I hope that's not it, as it would be a sad day indeed when (if indeed it has not happened already!) the pleasurable practice of reading degrades finally into a utilitarian process of simple data acquisition on the fly. Reading can, after all, provide such an island of peace in the middle of our hectic lives that we should treasure all aspects of the experience, and not let the subtle appeal of well-conceived and executed page designs, attractive fonts, small, welcome embellishments, and careful color schemes pass away forever, unnoticed and unmourned, from the presentation of text.
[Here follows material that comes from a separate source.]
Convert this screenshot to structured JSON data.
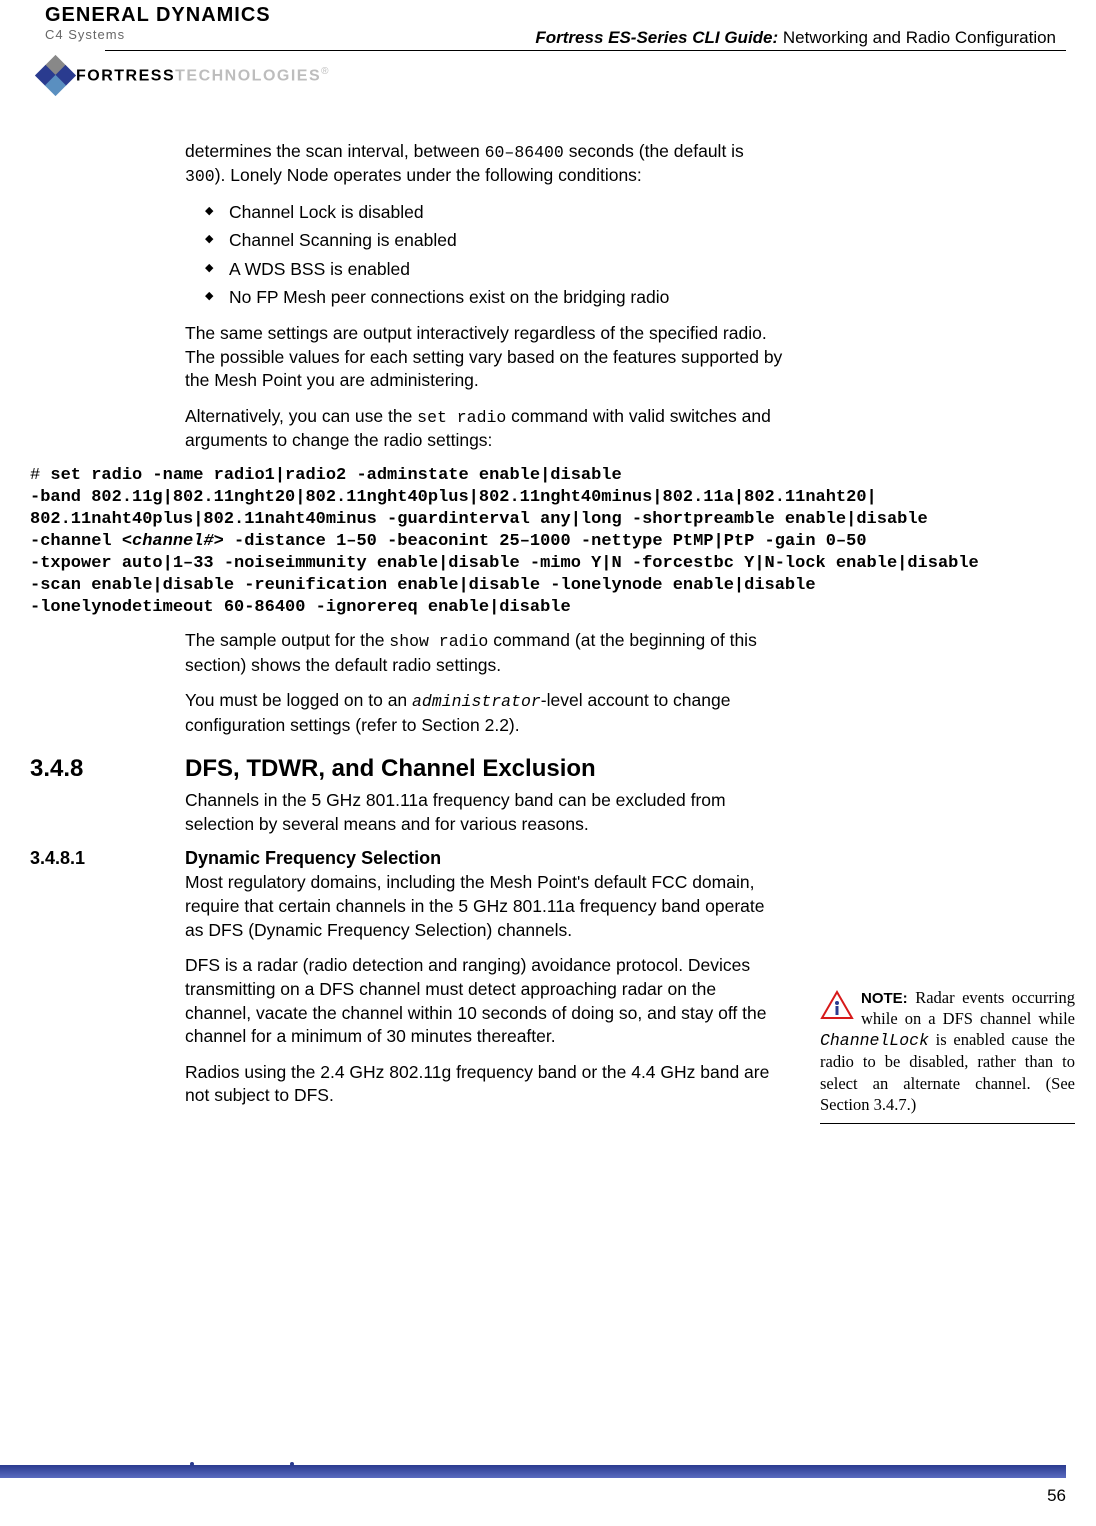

But perhaps I am over-reacting. Perhaps we are simply transitioning through a necessary interregnum during which the basic electronic engineering work must be done to permit digital media to display (even) in elemental form, after which artists (yes, and marketing folks) will stream back into the process, and insist on leaving their creative marks upon our Web pages and our eBooks. After all (I hope), what else can they do, as the virtual continues to bully the physical out of its aggressively greedy way, and into extinction?
Is there an historical precedent for that expectation, or is it simply a vain hope that I harbor? As in so many other subjects, Thomas Jefferson may have left us a piece of fundamental wisdom that may guide us even in time like these. After the revolution, he reflected on the hard work and pragmatism demanded of the founding fathers in order to enable them to give birth to a new nation.
He summarized their sacrifices and hopes thusly: "We are soldiers, so our children can be farmers, so their children can be artists."
Perhaps in these still early days of our midwifing a brave, new digital world into existence, it is fair to grant that perhaps we must be software engineers first, so that our children can have the excitement of reinventing publishing online, so their children can be the artists that once again bring the ancient arts of the book back to the words of the future.